The Justice Department’s Civil Rights Division is suing the state of Tennessee for its efforts to enforce a prostitution statute that bumps up prostitution from a misdemeanor offense to a Class C felony for individuals knowingly infected with HIV.

Under Tenn. Code Ann. § 39-13-516, individuals convicted of the offense could face up to 15 years in prison and pay fines of up to $10,000. They could also be registered as “violent sexual offenders.”

While the law was put in place to protect citizens from being intentionally or carelessly infected with a deadly sexually transmitted disease, the DOJ’s Civil Rights Division, led by radical Assistant Attorney General Kristen Clarke do not agree, as she and other agents argue that Tennessee’s statute is disguised discrimination.

Arguing that the law violates the Americans with Disabilities Act, Clarke claimed that the law subjects individuals with HIV to harsh criminal penalties solely based on their HIV status.

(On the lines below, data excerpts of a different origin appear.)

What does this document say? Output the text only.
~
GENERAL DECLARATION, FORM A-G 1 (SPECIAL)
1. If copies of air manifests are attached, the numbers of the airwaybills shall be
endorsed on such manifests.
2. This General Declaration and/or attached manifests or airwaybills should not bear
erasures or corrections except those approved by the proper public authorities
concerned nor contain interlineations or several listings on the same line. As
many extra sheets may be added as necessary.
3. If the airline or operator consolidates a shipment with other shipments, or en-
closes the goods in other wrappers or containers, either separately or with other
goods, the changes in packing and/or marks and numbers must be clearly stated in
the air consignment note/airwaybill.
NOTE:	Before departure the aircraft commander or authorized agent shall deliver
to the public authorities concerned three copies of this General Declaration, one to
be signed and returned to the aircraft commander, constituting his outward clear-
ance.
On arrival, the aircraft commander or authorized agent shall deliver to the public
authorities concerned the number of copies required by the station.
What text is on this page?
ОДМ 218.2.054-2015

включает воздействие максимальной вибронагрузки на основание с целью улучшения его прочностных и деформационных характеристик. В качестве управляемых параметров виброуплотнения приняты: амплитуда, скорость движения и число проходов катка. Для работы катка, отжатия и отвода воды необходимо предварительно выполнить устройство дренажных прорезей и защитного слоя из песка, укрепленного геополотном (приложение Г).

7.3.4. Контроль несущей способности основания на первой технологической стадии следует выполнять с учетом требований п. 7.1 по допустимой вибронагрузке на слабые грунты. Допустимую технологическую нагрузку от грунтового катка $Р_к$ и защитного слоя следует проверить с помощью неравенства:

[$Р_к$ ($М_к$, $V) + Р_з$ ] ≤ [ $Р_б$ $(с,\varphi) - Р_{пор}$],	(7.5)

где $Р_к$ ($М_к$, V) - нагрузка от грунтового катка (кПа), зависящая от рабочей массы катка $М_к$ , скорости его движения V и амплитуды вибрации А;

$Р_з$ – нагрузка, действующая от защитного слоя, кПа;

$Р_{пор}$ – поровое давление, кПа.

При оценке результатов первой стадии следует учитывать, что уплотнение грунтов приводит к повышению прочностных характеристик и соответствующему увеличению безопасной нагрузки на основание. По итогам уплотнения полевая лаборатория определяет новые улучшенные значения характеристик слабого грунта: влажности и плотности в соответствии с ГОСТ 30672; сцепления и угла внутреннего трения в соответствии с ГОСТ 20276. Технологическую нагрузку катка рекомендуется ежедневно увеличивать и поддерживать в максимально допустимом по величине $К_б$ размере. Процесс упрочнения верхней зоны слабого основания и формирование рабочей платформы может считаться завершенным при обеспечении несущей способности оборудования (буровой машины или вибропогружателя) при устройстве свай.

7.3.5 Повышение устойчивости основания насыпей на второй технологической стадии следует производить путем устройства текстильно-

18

According to the lawsuit, the aggravated prostitution prosecutions also fail to consider that there have been advancements in HIV treatment and that those with undetectable viral loads have significantly reduced risk of transmission.

The lawsuit seeks four things; the first and second being that the court declares that the state’s enforcement of the aggravated prostitution law is a violation of the Americans with Disabilities Act and that it rules for the enforcement of the law to stop.

The DOJ also asks that the court order for the removal of people already convicted under the statute from the sex offender registry.

Finally, the department is also pushing for compensatory damages for individuals who were supposedly affected by the enforcement of the law, as well as legal fees and other related expenses.

In addition to Clarke, the lawsuit effort against Tennessee also included Disability Rights Section Chief Rebecca Bond, Trial Attorney Ali Szemanski, Trial Attorney Stephanie Berger and Deputy Chief Kevin Kijewski.